A simple example is the following...
static const double frequency = 30.0;
static const double period = 1.0 / 30.0;

After stopping at a break point, the value of the variable period is 0.0 when is should be ~0.03333.  What is going on here?  The scenario is a c# GUI communicating with a mixed mode C++ DLL.  The breakpoint is set in the managed dll and the static const double variable is defined in the managed DLL.  The managed dll is made up of a managed c++ project and a static c++ library project that is linked in.  When a simple unmanaged c++ client is written to link with just the static c++ library from the managed DLL, period appears as 0.0333333 instead of 0.0.  This only appears to be a problem when the fully managed DLL is built and used by a managed client.

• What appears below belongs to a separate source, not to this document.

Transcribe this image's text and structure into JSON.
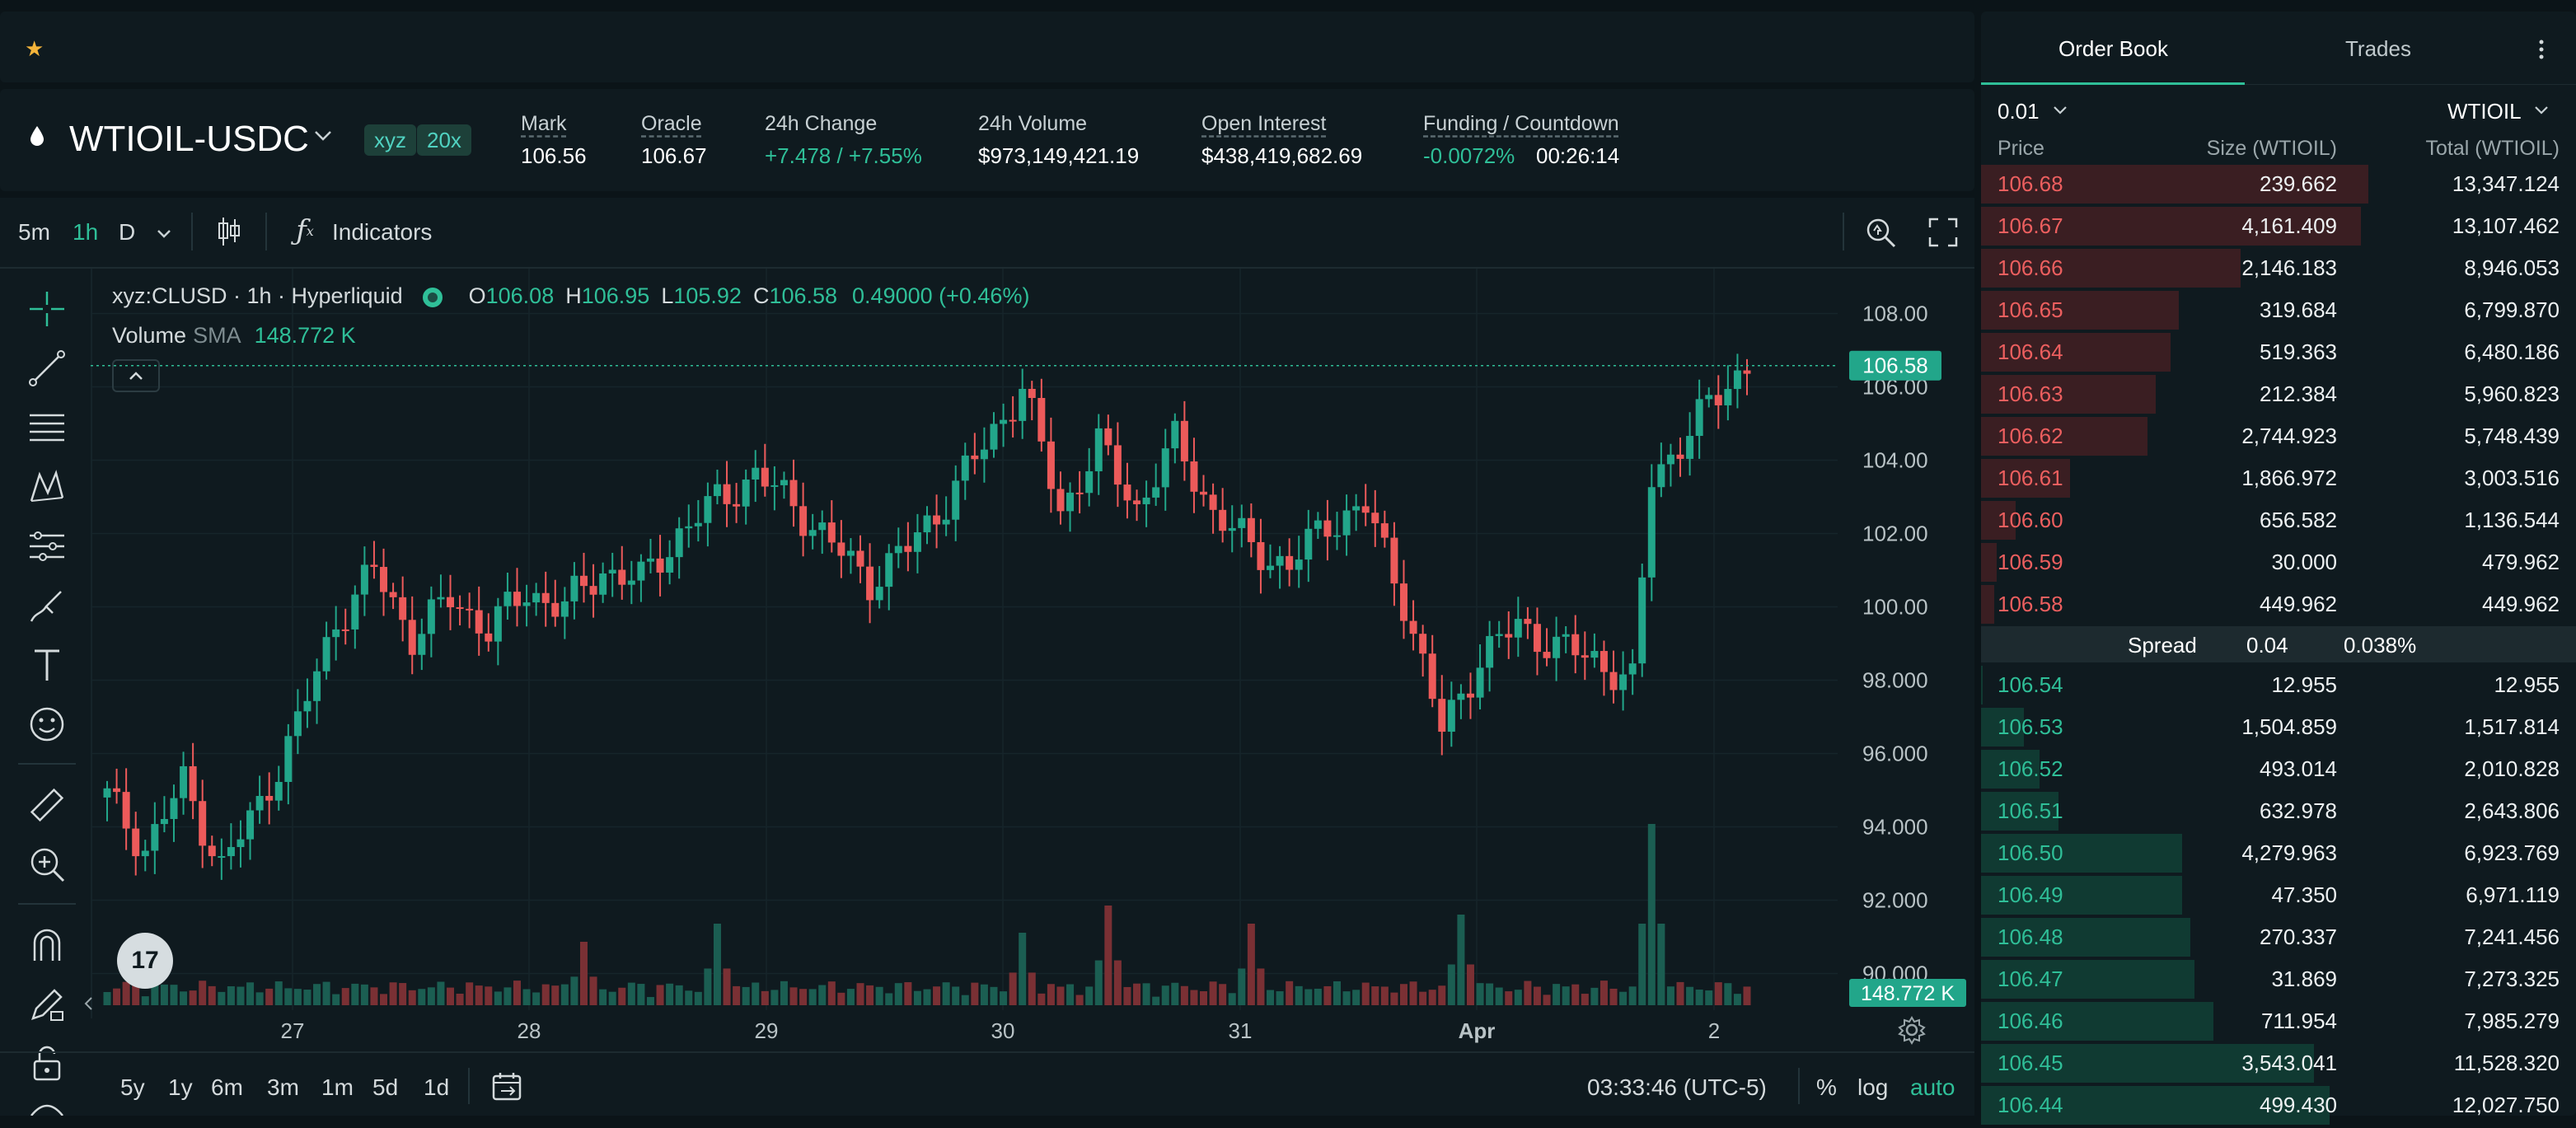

Thank you for your time and patience!

-Lars

----------


## steixeira

1) We support mixing managed and native C++ in a single project (heck, we support the mix in a single file!) today in Visual C++ 2005 with the "/clr" compiler option, and we plan to continue supporting this functionality as far into the future as we can predict today.

2) Enumerations are very different in the managed world (where they are syntactically more like classes) than the standard C++ world (where they are syntactically more like constants).  I don't know of an automatic way to handle the conversion between the two, although I could think of some ways to prevent human error in manually writing wrappers... for example, you could declare all of your enums in standard C++ first and then write a perl script or small C++ program that automatically generates managed code versions as well as conversion functions for you.

3) I'm unclear as to whether you're talking about a debugger problem or a floating point calculation problem here.  Are you saying the program works at run time but the debugger value is not correct, or is it not correct at runtime also?


Thanks,

Steve Teixeira
Group Program Manager
Visual C++

----------